Две твердыни — страница 4 из 75

— Теперь гляди не гляди, с горы не с горы, при луне или под солнцем — все равно никого не высмотришь, — отозвался Леголас.

— Чего не увидят глаза, то, может, услышат уши, — улыбнулся Арагорн. — Земля-то, наверно, стонет под их ненавистной поступью.

И он приник ухом к земле, приник надолго и накрепко, так что Гимли даже подумал, уж не обморок ли это — или он просто снова заснул?

Мало-помалу забрезжил рассвет, разливаясь неверным сиянием. Наконец Арагорн поднялся, и лицо его было серое и жесткое, угрюмое и озабоченное.

— Доносятся только глухие, смутные отзвуки, — сказал он. — На много миль вокруг совсем никого нет.

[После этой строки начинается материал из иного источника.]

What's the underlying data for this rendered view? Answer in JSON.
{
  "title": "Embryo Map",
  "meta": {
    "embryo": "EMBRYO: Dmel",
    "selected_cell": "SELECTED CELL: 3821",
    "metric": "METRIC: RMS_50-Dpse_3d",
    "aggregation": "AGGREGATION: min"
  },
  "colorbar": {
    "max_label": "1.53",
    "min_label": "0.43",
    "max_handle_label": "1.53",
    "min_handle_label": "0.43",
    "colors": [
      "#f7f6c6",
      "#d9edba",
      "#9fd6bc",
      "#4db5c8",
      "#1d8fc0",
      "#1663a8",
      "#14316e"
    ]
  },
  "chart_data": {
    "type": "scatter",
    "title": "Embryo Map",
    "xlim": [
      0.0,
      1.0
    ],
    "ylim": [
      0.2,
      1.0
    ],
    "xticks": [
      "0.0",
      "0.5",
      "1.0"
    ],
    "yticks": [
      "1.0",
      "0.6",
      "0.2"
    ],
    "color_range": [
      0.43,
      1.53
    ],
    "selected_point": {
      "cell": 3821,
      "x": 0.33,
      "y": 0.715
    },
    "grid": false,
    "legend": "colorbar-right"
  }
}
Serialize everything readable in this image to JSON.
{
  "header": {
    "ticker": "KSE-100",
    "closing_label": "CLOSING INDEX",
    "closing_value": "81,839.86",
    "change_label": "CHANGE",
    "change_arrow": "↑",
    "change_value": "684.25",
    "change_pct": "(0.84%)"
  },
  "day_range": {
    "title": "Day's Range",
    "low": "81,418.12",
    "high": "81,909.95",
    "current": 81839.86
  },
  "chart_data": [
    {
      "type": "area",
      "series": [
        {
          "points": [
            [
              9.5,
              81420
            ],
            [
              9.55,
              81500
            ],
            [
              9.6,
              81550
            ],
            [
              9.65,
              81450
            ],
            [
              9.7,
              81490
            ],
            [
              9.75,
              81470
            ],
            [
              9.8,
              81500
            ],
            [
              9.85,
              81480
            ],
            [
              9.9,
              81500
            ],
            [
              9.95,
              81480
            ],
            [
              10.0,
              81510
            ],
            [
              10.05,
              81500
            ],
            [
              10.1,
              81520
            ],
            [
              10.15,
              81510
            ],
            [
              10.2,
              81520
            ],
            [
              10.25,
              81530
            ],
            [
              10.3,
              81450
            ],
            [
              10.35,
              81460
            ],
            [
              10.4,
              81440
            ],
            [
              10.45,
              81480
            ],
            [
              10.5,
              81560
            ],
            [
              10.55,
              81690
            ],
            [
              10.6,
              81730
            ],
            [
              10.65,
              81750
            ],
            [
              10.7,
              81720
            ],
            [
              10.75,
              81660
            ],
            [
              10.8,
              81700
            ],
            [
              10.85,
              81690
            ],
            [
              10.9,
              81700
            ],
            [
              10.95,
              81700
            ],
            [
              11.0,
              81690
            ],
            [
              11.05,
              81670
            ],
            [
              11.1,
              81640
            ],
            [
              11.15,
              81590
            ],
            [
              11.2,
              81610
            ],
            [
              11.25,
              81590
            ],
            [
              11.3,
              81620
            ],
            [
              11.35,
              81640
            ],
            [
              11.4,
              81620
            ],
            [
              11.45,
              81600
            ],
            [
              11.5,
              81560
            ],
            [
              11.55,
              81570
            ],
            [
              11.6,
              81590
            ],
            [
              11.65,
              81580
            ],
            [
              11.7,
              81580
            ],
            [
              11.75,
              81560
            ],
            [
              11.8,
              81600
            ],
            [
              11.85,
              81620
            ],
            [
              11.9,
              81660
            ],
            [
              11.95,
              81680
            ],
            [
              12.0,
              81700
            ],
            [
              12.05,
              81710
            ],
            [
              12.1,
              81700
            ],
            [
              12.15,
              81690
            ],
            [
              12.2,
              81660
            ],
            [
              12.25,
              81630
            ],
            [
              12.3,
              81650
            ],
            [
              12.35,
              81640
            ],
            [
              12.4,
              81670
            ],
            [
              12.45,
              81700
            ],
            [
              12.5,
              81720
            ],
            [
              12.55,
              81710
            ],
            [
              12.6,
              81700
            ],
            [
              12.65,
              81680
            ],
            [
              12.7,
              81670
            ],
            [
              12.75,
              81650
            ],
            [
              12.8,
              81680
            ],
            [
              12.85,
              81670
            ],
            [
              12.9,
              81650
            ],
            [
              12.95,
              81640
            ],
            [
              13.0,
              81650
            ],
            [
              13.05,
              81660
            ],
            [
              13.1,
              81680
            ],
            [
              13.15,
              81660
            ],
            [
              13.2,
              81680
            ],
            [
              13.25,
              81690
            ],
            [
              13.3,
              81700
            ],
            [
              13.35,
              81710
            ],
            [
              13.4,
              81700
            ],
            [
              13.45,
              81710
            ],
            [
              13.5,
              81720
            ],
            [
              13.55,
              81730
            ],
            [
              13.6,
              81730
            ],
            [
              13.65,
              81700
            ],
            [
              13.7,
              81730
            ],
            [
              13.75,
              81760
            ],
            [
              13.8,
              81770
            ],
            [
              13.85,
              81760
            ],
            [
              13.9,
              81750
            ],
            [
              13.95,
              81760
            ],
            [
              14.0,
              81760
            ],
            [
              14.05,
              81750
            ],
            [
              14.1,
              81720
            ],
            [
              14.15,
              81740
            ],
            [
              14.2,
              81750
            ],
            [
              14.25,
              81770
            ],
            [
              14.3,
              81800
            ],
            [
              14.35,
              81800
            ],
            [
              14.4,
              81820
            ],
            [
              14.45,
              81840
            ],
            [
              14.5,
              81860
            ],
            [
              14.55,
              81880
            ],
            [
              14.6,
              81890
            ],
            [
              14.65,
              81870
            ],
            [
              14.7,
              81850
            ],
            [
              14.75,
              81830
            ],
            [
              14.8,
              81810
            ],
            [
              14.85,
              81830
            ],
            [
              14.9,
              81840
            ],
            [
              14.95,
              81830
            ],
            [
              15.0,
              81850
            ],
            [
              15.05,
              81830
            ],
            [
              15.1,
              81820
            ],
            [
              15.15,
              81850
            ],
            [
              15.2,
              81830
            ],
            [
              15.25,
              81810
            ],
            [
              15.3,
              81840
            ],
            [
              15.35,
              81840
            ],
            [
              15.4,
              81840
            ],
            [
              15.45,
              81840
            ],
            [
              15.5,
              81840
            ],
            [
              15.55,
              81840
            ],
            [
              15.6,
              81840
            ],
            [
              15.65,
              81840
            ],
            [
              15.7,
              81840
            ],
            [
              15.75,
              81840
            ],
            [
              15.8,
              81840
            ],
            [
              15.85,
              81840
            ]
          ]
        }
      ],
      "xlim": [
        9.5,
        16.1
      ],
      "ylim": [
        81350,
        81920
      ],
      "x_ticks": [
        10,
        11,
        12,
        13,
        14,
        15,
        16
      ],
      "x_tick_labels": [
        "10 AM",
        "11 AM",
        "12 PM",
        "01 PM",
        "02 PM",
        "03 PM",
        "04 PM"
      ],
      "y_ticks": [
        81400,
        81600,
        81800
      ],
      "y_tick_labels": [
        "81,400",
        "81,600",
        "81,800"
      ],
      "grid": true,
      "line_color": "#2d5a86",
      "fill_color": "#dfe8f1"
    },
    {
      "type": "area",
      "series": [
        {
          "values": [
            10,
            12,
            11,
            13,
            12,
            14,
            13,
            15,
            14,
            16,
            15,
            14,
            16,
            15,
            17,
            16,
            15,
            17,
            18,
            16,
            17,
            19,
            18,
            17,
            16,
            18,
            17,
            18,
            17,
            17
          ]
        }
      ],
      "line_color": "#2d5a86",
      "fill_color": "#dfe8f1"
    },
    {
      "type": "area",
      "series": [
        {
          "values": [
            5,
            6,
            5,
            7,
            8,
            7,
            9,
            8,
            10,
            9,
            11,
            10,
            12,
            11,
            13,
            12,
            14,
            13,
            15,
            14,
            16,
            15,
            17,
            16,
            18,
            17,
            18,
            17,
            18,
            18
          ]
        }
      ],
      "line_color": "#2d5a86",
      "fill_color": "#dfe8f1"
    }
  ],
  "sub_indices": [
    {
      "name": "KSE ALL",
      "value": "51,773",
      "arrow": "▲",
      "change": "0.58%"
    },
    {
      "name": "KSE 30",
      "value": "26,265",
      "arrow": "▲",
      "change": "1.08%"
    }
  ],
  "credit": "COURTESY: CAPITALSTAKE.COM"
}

Еле-еле слышен топот наших уходящих врагов. Однако же громко стучат лошадиные копыта. И я вспоминаю, что я их заслышал, еще когда лег спать: кони галопом мчались на запад. Скачут они и теперь, и еще дальше от нас, скачут на север. Что тут творится, в этих краях?

— Поспешим же! — сказал Леголас.

Так начался третий день погони. Тянулись долгие часы под облачным покровом и под вспыхивающим солнцем, а они мчались почти без продыху, сменяя бег на быстрый шаг, не ведая усталости. Редко-редко обменивались они немногими словами. Их путь пролегал по широкой степи, эльфийские плащи сливались с серо-зелеными травами: только эльф различил бы зорким глазом в холодном полуденном свете бесшумных бегунов, и то вблизи. Много раз возблагодарили они в сердце своем Владычицу Лориэна за путлибы, съеденные на бегу и несказанно укреплявшие их силы.

Весь день вражеский след вел напрямик на северо-запад, без единого витка или поворота. Когда дневной свет пошел на убыль, они очутились перед долгими, пологими, безлесными склонами бугристого всхолмья. Туда, круто свернув к северу, бежали орки, и след их стал почти незаметен: земля здесь была тверже, трава — реже. В дальней дали слева вилась Онтава, серебряной лентой прорезая степную зелень. И сколько ни гляди, нигде ни признака жизни. Арагорн дивился, почему бы это не видать ни зверя, ни человека. Правда, ристанийские селенья располагались большей частью в густом подлесье Белых гор, невидимом за туманами; однако прежде коневоды пасли свои несметные стада на пышных лугах юго-восточной окраины Мустангрима и всюду было полным-полно пастухов, обитавших в шалашах и палатках, даже и в зимнее время. А теперь почему-то луга пустовали и в здешнем крае царило безмолвие, недоброе и немирное.


Остановились в сумерках. Дважды двенадцать лиг пробежали они по ристанийским лугам, и откосы Приречного взгорья давно уж сокрыла восточная мгла. Бледно мерцала в туманных небесах юная луна, и мутью подернулись тусклые звезды.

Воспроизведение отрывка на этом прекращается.